Connecticut native brings ‘edge’ to UConn hockey team

The first time UConn hockey trainer Mike Cavanaugh noticed Nick Capone play a United States Hockey League sport, Capone had a “Gordie Howe Hat Trick.”

This was once again within the fall of 2019, out in Nebraska, with Capone a member of the Tri-City Storm. In a preseason sport towards the Lincoln Stars, Capone scored a objective, recorded an help and were given right into a combat, throwing rapid-fire haymakers on the head of Ross Mitton after leveling one in every of Mitton’s teammates with a frame take a look at alongside the forums.

“He’s always been a big, strong, tough kid,” Cavanaugh mentioned this week. “He also has the ability to make a play, and he can really shoot the puck. So there’s a lot to like about Nick.
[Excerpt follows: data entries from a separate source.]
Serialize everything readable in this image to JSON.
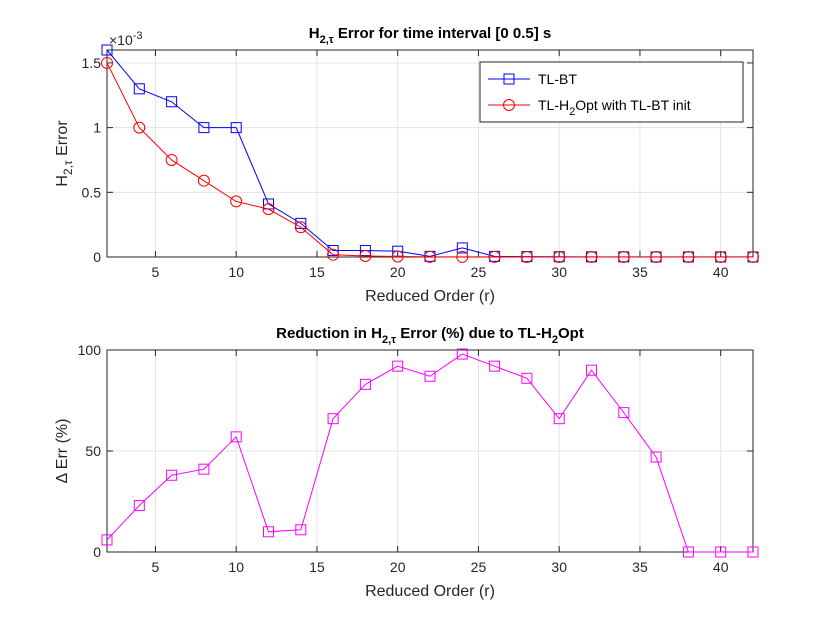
{
  "chart_data": [
    {
      "type": "line",
      "title": "H2,τ Error for time interval [0 0.5] s",
      "title_parts": {
        "prefix": "H",
        "sub": "2,τ",
        "suffix": " Error for time interval [0 0.5] s"
      },
      "xlabel": "Reduced Order (r)",
      "ylabel": "H2,τ Error",
      "ylabel_parts": {
        "prefix": "H",
        "sub": "2,τ",
        "suffix": " Error"
      },
      "exponent_label": "×10",
      "exponent_power": "-3",
      "xlim": [
        2,
        42
      ],
      "ylim": [
        0,
        1.6
      ],
      "xticks": [
        5,
        10,
        15,
        20,
        25,
        30,
        35,
        40
      ],
      "yticks": [
        0,
        0.5,
        1,
        1.5
      ],
      "ytick_labels": [
        "0",
        "0.5",
        "1",
        "1.5"
      ],
      "grid": true,
      "legend_position": "top-right",
      "x": [
        2,
        4,
        6,
        8,
        10,
        12,
        14,
        16,
        18,
        20,
        22,
        24,
        26,
        28,
        30,
        32,
        34,
        36,
        38,
        40,
        42
      ],
      "series": [
        {
          "name": "TL-BT",
          "legend_parts": {
            "prefix": "TL-BT",
            "sub": "",
            "suffix": ""
          },
          "color": "#0000FF",
          "marker": "square",
          "values": [
            1.6,
            1.3,
            1.2,
            1.0,
            1.0,
            0.41,
            0.26,
            0.05,
            0.05,
            0.045,
            0.005,
            0.07,
            0.005,
            0.003,
            0.002,
            0.001,
            0.001,
            0.0005,
            0.0005,
            0.0005,
            0.0005
          ]
        },
        {
          "name": "TL-H2Opt with TL-BT init",
          "legend_parts": {
            "prefix": "TL-H",
            "sub": "2",
            "suffix": "Opt with TL-BT init"
          },
          "color": "#FF0000",
          "marker": "circle",
          "values": [
            1.5,
            1.0,
            0.75,
            0.59,
            0.43,
            0.37,
            0.23,
            0.017,
            0.008,
            0.004,
            0.001,
            0.001,
            0.0008,
            0.0004,
            0.0004,
            0.0002,
            0.0002,
            0.0002,
            0.0001,
            0.0001,
            0.0001
          ]
        }
      ]
    },
    {
      "type": "line",
      "title": "Reduction in H2,τ Error (%) due to TL-H2Opt",
      "title_parts": {
        "prefix": "Reduction in H",
        "sub": "2,τ",
        "middle": " Error (%) due to TL-H",
        "sub2": "2",
        "suffix": "Opt"
      },
      "xlabel": "Reduced Order (r)",
      "ylabel": "Δ Err (%)",
      "xlim": [
        2,
        42
      ],
      "ylim": [
        0,
        100
      ],
      "xticks": [
        5,
        10,
        15,
        20,
        25,
        30,
        35,
        40
      ],
      "yticks": [
        0,
        50,
        100
      ],
      "ytick_labels": [
        "0",
        "50",
        "100"
      ],
      "grid": true,
      "x": [
        2,
        4,
        6,
        8,
        10,
        12,
        14,
        16,
        18,
        20,
        22,
        24,
        26,
        28,
        30,
        32,
        34,
        36,
        38,
        40,
        42
      ],
      "series": [
        {
          "name": "Reduction",
          "color": "#FF00FF",
          "marker": "square",
          "values": [
            6,
            23,
            38,
            41,
            57,
            10,
            11,
            66,
            83,
            92,
            87,
            98,
            92,
            86,
            66,
            90,
            69,
            47,
            0,
            0,
            0
          ]
        }
      ]
    }
  ]
}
I think he’s your prototypical power forward, like a Milan Lucic or Cam Neely. He can score. He can play physical. I think this year it’s starting to come together for him.”

Capone, a junior proper wing from East Haven, has contributed each muscle and contact to the No. 17 Huskies’ 4-0 get started. He has 3 objectives, already only one shy of his overall in 31 video games closing season, and one help.

As UConn skates into house video games Friday and Saturday towards Ohio State on the XL Center, there was not more stabilizing drive than the flexibility of Capone and the road he bureaucracy with Chase Bradley (3 objectives, two assists) and Tristen Fraser (one objective, two assists). The linemates have blended for 12 issues and skated at a plus-11 objective differential.

Capone, who turns 21 in December, has been on the middle of a sophisticated and thrilling time at UConn, arriving on the peak of the pandemic and scuffling with accidents his first two seasons. Still, he helped the Huskies to the Hockey East championship sport closing season and now could be central to UConn’s hopes for team momentum to fit program momentum.

UConn has its absolute best USCHO nationwide score, and the $70 million Toscano Family Ice Forum opens in January.

“It’s indubitably superior, however we’re hungry for extra,” Capone said. “We want to keep improving upon what this program has done. Getting a new rink is exciting, but we’ve been saying hockey rinks don’t win games. Teams do. We’ve been harping on that one.”

Capone dedicated to Maine as a 15-year-old highschool freshman, leaping at his first scholarship be offering. Two years later, Cavanaugh figured it was once value having a look into.

“I asked him, ‘Is that commitment solid?’” Cavanaugh mentioned. “I said, ‘If you tell me it is, then great, I won’t talk to you again.’ But he was having second thoughts and we actively recruited him.”

This dialog was once both simply earlier than or after the Gordie Howe Hat Trick sport, which was once Sept. 7, 2019. Capone introduced his decommitment from Maine days later and dedicated to UConn on Sept. 18.

“The way our sport is now, you can go on a recruiting website and see that some schools have 30 kids committed,” Cavanaugh mentioned. “So they’re all not going to go there. So until a kid signs a national letter, I think they’re fair game. And I’ve told pretty much everybody in our league, that’s how I’m handling it.”